When I moved abroad to complete my PhD, I had no idea how much my research would connect to my own life. I went to Sydney to study early nineteenth-century, working-class emigrants to Australia. Though my subjects endured a three-month sea voyage and I flew Qantas (only fifteen hours from LA!), the commonalities were there.

There was emigrant Henry Parkes, who, as he prepared to leave England for Sydney, wrote to his family in Birmingham, asking for someone to please look after his dog.[1] As I read his letters, I reflected on the effort and expense it had taken to get my dog through Australia’s tough quarantine rules.

There was the unnamed immigrant who walked fifteen miles to the “Female Factory” hoping to apply for a job, not realizing that it was not a factory at all, but rather a barracks for female convicts.[2] I felt the sting of his embarrassment and frustration, given that I myself had been hopelessly confused by things as diverse as the health care system, the pronunciation of the word “khaki” (“car-key” to the Australian tongue), and the lightbulb section at Target (why so many different types?).

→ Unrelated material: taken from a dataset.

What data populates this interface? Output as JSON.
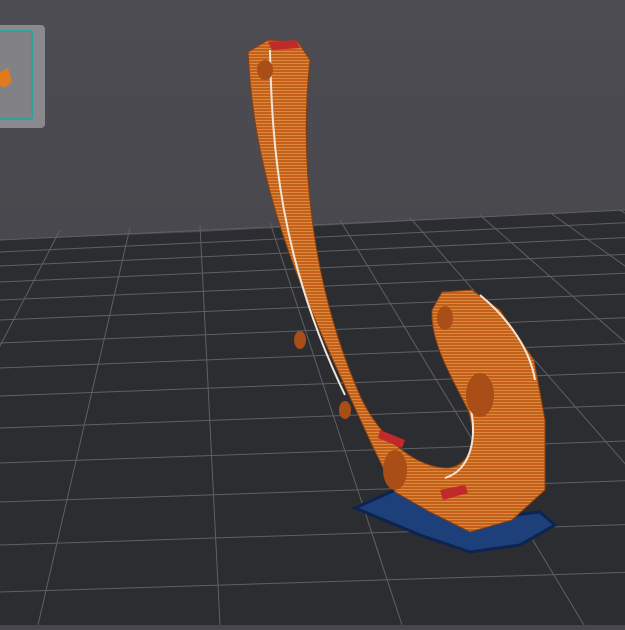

There was also the deep admiration for the beauty of Sydney commented on by numerous immigrants as they finally arrived in their new home and by me every time I rode a train across the Sydney Harbour Bridge.

Sadly, the connections did not end when I returned to the United States. I had read so much information about ships that had to quarantine upon arrival due to outbreaks of various illness. My immigrants had endured so much to begin their new lives, only to be made to wait weeks in a makeshift camp until the disease abated. Soon after my return home, I, too, found myself trapped inside, seeing my job search indefinitely stalled, desperately anxious to begin the next chapter of my life, and watching the balance in my checking account go down as the number of covid cases went up.

I was able to use that time wisely (I had nothing else to do!) and transformed my dissertation into my first monograph: Opposing Australia’s First Assisted Immigrants, 1832-42 (Palgrave, 2021). In it, I return to oft-used sources written by elites (newspapers, government documents, published pamphlets), sources that repeatedly denigrated working-class immigrants as “immoral” and “lazy,” sources that dismissed and discredited the hardships immigrants endured. However, I do not take these sources at face value. Instead, I uncover the hidden agendas behind such characterizations and, in so doing, paint a fresh picture of class relations during a formative period for the colony.

This work is much richer because of my personal experience with migration. While the historian must always view their sources with a critical eye, that does not mean there is no role for empathy to play in historical analysis. Indeed, it is much more difficult to ignore the experiences of the marginalized when you’ve earnestly attempted to understand the challenges they faced. Just like the migrants I study, I was motivated by optimism to take a big risk. And I am a better historian for it.

[1] Henry Parkes, An Emigrant’s Home Letters (Sydney: Angus and Robertson, 1896).

[2] Sydney Gazette, September 18, 1832.